Сейчас Леклер казался еще более тощим, чем обычно, ноздри раздувались, волосы были взлохмачены, обезьяньи пальцы стиснули бутылку красного; он сидел нахмурившись, выпятив грудь, завладев вниманием всех сидевших рядом: встревоженность их, казалось, хорьком снует по столу. Гарде, пристроившийся возле Хайме, ерошил свой бобрик и улыбался.
— Слабость это или трусость — не так важно, — сказал Атиньи, — но если Маньен не вышвырнет эту публику, они нам деморализуют всю эскадрилью. Что с ними происходит? Вино в голову ударило?
— В любом случае, минуточку. Что-то он мне действует на нервы, не люблю драться в одной компании с позерами. Сейчас-то он пыжится, разыгрывает героя! Помереть со смеху.
— Разыгрывает комедию для газетчика и злится на него же. Погляди. Сейчас он его ненавидит.
— Но и благодарен ему тоже.
— Не в такой степени. Погляди на его рожу.
Надаль сообразил, что дело может плохо кончиться; он заказал спиртное для всего стола и улизнул со своими заметками, низкорослый и ушлый, зажав марциальную трубку в своей хитрой улыбочке.
— Я не надрался, — завел снова Леклер. — На революцию…
Было ясно, что он собирался закончить: «мне плевать». Но не решился.
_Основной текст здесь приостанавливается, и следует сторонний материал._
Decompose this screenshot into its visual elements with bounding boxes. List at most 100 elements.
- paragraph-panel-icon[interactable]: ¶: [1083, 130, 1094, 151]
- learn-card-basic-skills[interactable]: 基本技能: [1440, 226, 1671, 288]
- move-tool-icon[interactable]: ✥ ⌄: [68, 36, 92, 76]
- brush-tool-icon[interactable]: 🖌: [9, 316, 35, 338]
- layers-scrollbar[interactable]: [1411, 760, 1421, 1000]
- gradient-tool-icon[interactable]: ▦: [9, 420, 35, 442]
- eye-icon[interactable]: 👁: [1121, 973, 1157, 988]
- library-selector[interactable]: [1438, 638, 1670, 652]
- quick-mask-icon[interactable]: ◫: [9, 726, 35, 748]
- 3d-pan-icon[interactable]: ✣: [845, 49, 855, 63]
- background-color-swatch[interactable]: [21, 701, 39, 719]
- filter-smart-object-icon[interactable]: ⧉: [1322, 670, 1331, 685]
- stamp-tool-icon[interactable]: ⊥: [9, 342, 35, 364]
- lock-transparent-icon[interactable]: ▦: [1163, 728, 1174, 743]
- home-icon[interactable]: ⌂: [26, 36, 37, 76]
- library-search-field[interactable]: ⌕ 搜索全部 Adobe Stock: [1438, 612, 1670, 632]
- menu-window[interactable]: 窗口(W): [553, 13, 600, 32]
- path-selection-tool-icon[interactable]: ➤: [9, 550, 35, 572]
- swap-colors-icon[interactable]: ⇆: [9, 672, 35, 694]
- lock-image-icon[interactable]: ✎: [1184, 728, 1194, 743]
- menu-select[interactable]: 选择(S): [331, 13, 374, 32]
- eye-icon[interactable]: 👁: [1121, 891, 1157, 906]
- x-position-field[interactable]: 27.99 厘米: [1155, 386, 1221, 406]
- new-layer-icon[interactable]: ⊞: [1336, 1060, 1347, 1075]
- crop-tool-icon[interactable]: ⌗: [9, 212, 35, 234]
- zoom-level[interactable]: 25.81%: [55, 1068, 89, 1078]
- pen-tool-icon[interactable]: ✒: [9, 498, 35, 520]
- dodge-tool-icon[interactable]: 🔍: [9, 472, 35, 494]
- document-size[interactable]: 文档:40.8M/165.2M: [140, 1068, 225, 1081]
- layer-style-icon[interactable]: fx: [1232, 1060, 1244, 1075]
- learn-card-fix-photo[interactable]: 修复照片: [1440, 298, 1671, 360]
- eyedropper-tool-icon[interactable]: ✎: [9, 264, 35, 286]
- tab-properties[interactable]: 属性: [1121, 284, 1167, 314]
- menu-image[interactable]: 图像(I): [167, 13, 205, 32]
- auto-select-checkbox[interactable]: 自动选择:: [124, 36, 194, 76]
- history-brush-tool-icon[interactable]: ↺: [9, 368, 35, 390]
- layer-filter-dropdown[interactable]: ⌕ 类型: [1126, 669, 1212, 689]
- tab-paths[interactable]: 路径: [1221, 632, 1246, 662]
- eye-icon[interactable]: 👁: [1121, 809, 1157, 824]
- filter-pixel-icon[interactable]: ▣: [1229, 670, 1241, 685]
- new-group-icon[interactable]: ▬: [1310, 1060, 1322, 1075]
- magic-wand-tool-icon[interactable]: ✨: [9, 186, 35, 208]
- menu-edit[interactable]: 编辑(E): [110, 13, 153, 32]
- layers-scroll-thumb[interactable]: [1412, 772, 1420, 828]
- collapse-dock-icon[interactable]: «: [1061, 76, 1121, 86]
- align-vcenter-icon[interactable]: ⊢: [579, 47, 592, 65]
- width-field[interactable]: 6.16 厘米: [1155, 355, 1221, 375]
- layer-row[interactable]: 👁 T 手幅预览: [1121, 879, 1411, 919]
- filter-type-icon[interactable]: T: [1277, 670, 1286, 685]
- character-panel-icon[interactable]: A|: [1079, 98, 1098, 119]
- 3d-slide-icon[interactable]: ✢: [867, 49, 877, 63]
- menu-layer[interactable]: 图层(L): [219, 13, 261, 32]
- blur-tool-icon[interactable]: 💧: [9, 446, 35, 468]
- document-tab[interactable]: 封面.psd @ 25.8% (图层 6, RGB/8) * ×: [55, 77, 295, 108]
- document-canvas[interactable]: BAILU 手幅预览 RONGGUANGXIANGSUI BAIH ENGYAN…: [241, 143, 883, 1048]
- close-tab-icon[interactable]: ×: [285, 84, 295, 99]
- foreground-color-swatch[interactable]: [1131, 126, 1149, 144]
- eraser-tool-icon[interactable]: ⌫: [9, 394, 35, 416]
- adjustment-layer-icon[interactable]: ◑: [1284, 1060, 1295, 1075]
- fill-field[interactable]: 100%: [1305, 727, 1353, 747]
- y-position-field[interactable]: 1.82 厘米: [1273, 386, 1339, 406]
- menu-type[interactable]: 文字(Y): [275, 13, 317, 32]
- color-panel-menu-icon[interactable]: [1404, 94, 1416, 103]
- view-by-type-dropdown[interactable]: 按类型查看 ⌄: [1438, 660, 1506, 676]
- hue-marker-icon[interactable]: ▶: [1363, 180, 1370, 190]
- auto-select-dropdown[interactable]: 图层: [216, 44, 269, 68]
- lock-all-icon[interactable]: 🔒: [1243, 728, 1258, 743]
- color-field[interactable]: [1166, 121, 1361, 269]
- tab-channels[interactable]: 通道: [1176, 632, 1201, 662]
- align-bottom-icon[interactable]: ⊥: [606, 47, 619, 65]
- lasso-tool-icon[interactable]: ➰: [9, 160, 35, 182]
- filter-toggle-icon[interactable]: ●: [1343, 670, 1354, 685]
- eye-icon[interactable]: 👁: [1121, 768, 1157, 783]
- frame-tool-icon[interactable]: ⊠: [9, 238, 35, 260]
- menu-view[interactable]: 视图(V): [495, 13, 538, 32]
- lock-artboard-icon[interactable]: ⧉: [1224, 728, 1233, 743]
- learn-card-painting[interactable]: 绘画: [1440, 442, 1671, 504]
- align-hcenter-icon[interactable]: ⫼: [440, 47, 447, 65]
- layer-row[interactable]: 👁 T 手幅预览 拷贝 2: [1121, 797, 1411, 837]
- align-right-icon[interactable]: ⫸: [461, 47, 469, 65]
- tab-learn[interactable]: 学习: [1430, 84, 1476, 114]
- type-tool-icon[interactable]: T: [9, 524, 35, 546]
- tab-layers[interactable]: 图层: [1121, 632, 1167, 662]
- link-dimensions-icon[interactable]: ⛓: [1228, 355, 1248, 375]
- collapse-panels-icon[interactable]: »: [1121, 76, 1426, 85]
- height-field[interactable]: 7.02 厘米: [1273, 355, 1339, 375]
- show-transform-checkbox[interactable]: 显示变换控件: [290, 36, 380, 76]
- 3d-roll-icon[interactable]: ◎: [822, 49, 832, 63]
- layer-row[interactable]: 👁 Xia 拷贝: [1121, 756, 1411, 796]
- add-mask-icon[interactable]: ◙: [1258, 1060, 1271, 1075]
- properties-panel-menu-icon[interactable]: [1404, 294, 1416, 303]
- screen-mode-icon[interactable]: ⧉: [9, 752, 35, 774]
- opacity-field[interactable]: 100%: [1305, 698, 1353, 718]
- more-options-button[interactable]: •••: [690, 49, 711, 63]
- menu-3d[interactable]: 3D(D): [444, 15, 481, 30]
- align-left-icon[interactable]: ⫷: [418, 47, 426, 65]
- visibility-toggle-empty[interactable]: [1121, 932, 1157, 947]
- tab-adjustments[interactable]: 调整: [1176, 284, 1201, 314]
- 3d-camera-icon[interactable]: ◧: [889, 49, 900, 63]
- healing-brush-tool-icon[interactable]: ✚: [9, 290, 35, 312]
Не столько из-за товарищей, которых, возможно, был бы рад взбесить, но за обоими окнами без ставен был Мадрид.
Радиоприемник стоял возле одного из этих окон; Атиньи повернулся к нему. Площадь городка спала: спали древние здания, спали, спрятавшись за колоннами, крохотные харчевенки, где торговали моллюсками. (Кое-кто из «пеликанов», по всей вероятности, потягивал там перно.) И весь Алькала-де-Энарес со своими уходящими вдаль колоннадами, церковными садиками, островерхими колокольнями, дворцами, разукрашенными лепниной, каменными оградами и балконами, под которыми так и видишь кабальеро с гитарой, вся эта старая Кастилия из испанской комедии, изувеченная авиабомбами, спала вполглаза, прислушиваясь к угрожающим шумам войны.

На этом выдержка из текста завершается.